“The inherent vice of capitalism is the unequal sharing of blessings. The inherent virtue of socialism is the equal sharing of its miseries.” – Winston Churchill, The Jerusalem Post
With the election of Donald Trump, we have seen the sequel to Brexit – a rebellion against the policy consensus established over the last 30 years, which is no longer seen to be working. A large proportion of the US population no longer sees free-market liberalism as the answer, and this should be cause for concern for investors. Whatever its success or failures – free-market liberalism has delivered remarkable returns to investors, particularly from equity markets. As such, I think that the market reaction seen in the immediate aftermath of Trump’s election is too complacent.
Rhetoric versus reality
The clean sweep of a Republican presidency and Congress will give Trump a strong hand in shaping policy but, based on the market reaction so far, investors seem sanguine, believing that he will moderate his policy action compared to his campaign rhetoric once in office. The conciliatory tone of Trump’s acceptance speech has given cause for hope that this may be the case. Market participants may have found further succour in the idea that the Republican establishment will go some way to tying his hands.
Implications for globalisation?
In a recent blog piece, I discussed the prospect of deglobalisation. I argued that the three pillars of globalisation are the free movement of trade, capital and labour. All of these have been facilitated by the investor-friendly policies of free-market liberalism.
Over the course of his campaign, Trump vociferously attacked current immigration and trade policy; threatening:
- to build an impenetrable wall along the Mexico border and deport illegal immigrants, while criticising the Trans-Pacific Partnership (TPP) trade agreement
- to renegotiate the North American Free Trade Agreement (NAFTA), and
- to place sizeable tariffs on Chinese goods.
Trump’s attacks on free trade and immigration spoke to many across a large swathe of the US electorate. Rightly or wrongly, many identify globalisation as the cause of the decline in their prospects. For the first time, the American Dream has been violated; no longer are social mobility, prosperity and success guaranteed to those who work hard. In a recent study, less than 50% of the US population were considered to be middle class. When a majority of the population no longer feel the system is working for them, it should not come as a surprise that they register their discontent and desire for a different approach.
Efficiency versus equity
Trump successfully appealed to those who feel disenfranchised with his promise to “make America great again”.
A key tenet is to make American companies repatriate production to American soil. If US policy becomes less supportive of free trade, a less efficient economic outcome is likely. There would be greater restrictions on the ability of corporations to move their intellectual and physical capital into other jurisdictions that enable them to take advantage of foreign tax efficiencies, labour-market efficiencies, and resource efficiencies that maximise returns on capital. This would lead to a less productive use of capital and, ultimately, a lower real return.
With this decline in efficiency comes an increase in equity. US capital would be forced to return home and engage with US labour, boosting labour incomes even as capital income declined. But I believe it is safe to assume that the gains in labour income would not exceed the losses in capital income. In other words, as a result of free-trade restrictions, the economic pie would be smaller; in economist speak there would a ‘deadweight loss’.

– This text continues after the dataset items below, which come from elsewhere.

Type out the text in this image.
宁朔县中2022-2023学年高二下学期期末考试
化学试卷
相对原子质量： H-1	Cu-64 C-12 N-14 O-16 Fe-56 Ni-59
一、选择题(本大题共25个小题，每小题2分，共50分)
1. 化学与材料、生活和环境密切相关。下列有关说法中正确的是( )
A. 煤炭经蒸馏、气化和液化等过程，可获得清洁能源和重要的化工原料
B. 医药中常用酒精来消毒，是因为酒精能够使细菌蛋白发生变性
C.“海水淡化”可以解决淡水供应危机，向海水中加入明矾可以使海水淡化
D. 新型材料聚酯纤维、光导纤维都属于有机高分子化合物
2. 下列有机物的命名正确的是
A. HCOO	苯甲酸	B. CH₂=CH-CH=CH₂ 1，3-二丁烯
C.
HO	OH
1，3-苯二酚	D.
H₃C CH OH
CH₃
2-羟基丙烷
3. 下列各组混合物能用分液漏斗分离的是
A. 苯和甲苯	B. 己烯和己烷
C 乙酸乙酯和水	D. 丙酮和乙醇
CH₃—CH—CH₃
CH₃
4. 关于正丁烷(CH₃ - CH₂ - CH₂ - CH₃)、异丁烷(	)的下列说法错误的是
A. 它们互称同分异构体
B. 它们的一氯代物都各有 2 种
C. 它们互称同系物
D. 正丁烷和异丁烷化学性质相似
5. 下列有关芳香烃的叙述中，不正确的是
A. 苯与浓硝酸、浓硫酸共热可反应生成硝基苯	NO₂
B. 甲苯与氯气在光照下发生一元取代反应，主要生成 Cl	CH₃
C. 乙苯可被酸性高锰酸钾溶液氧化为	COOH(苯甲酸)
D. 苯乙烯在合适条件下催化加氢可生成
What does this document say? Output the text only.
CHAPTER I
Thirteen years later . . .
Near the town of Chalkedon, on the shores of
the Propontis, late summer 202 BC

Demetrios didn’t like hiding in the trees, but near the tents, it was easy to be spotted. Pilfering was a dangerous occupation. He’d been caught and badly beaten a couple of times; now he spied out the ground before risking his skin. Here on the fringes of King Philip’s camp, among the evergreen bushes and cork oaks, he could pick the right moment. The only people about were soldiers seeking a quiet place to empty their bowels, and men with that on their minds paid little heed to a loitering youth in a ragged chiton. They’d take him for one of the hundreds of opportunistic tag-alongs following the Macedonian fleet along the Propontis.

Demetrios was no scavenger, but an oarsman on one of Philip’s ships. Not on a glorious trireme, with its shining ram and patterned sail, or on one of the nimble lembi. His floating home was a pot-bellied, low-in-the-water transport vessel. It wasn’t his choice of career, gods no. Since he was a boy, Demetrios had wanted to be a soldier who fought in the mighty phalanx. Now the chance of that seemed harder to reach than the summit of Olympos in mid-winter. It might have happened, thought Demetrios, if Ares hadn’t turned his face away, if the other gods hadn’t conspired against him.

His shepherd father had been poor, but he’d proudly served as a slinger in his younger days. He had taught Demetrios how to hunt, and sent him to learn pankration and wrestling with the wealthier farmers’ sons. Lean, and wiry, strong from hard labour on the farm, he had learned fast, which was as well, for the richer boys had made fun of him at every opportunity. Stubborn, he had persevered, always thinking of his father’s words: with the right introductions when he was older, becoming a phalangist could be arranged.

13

By just how much the pie would shrink we cannot know. If returns on capital fell sufficiently, there would be every possibility that labour incomes could also decline. Ask Argentina, for example, how small its pie got over the last 40-plus years of economic isolationism. Those who adopt the textbook economist’s line of reasoning and dismiss such an outcome on the basis that rational agents would not pursue a course of action that leaves them poorer clearly haven’t seen the evidence that shows humans will happily take absolute losses for relative gains.
But, for now, investors seem to have dismissed the prospect of trade restrictions. The market reaction implies that the consensus expects Trump to implement a massive infrastructure programme, but not to act on his less investment-friendly rhetoric. He is, optimists say, a businessman after all. But we would be wrong to assume, without evidence, that his concern for the working class is insincere. People struggle to see a billionaire as a true champion of the working poor, but he would not be the first member of the elite in history to restructure society to the benefit of the working man.
Speculation about future policy changes in just that – speculation. Rather than attempting to forecast Trump’s actions, we will be analysing the new administration’s policies and their impacts on markets as they become known.